I bring this up because, after reading Flannery O'Connor's "A Good Man is Hard to Find," I was madly in love with the story, but wasn't able to articulate exactly what was going on under the surface of the story. I sensed religious tones, regionalism, and characters that were more complex than "hero" and "villain," but I just couldn't figure it out. The Misfit and the grandmother's dialogue with each other at the end intrigued me, but I didn't know why.
So I went to sparknotes, and read up on it. And what I read about The Misfit was the most interesting because I completely disagreed with sparknotes.

"He has carefully considered his actions in life and examined his experiences to find lessons within them. He has even renamed himself because of one of these lessons, believing that his punishment didn’t fit his crime. Because the Misfit has questioned himself and his life so closely, he reveals a self-awareness that the grandmother lacks...The Misfit’s philosophies may be depraved, but they are consistent. Unlike the grandmother, whose moral code falls apart the moment it’s challenged, the Misfit has a steady view of life and acts according to what he believes is right."

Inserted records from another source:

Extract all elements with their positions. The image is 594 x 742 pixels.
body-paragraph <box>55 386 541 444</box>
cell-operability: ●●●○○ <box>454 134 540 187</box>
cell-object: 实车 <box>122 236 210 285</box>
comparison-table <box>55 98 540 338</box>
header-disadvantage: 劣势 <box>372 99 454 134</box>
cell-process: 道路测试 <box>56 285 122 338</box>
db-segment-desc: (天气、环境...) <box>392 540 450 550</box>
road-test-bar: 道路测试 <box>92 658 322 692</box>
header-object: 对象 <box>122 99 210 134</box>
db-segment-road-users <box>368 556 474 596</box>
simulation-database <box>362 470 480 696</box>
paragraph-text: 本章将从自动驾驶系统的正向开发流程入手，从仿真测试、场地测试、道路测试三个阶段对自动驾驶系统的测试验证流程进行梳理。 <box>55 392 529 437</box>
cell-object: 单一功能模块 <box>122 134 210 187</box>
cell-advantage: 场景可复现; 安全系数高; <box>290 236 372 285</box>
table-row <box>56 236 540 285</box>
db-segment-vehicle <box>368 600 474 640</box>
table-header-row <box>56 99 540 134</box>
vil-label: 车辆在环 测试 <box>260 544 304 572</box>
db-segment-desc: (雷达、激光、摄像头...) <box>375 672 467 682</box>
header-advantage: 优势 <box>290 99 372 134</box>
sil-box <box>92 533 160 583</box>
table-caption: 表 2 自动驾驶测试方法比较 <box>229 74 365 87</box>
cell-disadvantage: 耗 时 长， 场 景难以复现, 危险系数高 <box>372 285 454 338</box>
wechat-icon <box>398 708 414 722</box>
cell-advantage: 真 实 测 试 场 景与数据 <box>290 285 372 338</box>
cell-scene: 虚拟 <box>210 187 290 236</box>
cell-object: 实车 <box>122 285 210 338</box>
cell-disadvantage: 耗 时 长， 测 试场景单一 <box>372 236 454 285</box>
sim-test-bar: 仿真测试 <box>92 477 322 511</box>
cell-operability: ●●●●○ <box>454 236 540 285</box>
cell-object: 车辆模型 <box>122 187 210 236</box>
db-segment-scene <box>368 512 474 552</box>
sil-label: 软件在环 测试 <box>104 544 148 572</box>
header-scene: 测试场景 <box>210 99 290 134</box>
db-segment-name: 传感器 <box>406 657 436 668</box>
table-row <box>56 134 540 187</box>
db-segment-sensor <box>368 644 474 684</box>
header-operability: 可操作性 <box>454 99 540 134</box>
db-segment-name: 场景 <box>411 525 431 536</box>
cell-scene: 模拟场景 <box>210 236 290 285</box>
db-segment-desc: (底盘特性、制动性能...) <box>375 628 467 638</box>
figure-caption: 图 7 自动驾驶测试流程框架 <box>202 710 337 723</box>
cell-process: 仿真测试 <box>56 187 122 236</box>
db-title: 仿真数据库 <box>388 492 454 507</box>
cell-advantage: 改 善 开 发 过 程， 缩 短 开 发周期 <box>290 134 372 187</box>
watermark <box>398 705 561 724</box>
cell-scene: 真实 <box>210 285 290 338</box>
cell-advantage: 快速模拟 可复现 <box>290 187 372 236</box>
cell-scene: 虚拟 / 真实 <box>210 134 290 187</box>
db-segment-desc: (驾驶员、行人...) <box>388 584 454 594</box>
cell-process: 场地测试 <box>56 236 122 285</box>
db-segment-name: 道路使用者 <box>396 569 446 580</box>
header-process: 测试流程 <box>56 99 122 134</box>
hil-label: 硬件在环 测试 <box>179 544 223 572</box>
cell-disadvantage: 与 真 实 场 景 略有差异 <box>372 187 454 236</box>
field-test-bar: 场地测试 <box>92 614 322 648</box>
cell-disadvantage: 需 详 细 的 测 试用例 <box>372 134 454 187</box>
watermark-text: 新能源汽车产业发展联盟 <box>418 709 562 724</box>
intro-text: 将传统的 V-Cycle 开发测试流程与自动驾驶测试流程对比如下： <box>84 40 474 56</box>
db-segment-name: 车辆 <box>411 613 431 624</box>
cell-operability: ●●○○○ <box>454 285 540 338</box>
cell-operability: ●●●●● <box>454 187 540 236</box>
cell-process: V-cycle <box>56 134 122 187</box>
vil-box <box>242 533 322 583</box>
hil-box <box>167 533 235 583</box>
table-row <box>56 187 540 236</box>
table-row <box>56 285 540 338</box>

I think they miss the mark saying that The Misfit is consistent. While he is more analytical than the grandmother and her family, there is something within him that isn't satisfied with his philosophy. His cool amoral attitude is challenged by the grandmother, and he cracks. When she talks to him about Jesus, The Misfit, who establishes himself as not one of the faithful, becomes upset about his lack of certainty.
"I wasn't there so I can't say He didn't," The Misfit said. "I wisht I had of been there," he said, hitting the ground with his fist. "It ain't right I wasn't there because if I had of been there I would of known. Listen lady," he said in a high voice, "if I had of been there I would of known and I wouldn't be like I am now." His voice seemed about to crack...
The Misfit obviously isn't so sure about his philosophy of "no pleasure but meanness." When he kills the grandmother immediately after, it seems like a different sort of murder for him. It isn't part of his iconoclastic revenge against society, killing these people that he felt were part of the system that punished him unfairly. He killed the grandmother because she recognized him. She knew who he was, not just him being The Misfit, but who he was to the core of his being, and it scared him.
So, I highly recommend visiting Sparknotes. And then tearing their crappy criticism apart with your own observations about the text.


1 comment:

  1. Well done, Nathaniel! Yes, Sparknotes, Cliffnotes, Bookrags, Wikipedia, all get a bad name, but they are good places to start. The problem is most folks will not see deep enough to disagree. You should write to them about this. You might get a job and then my students will sound smarter than they are.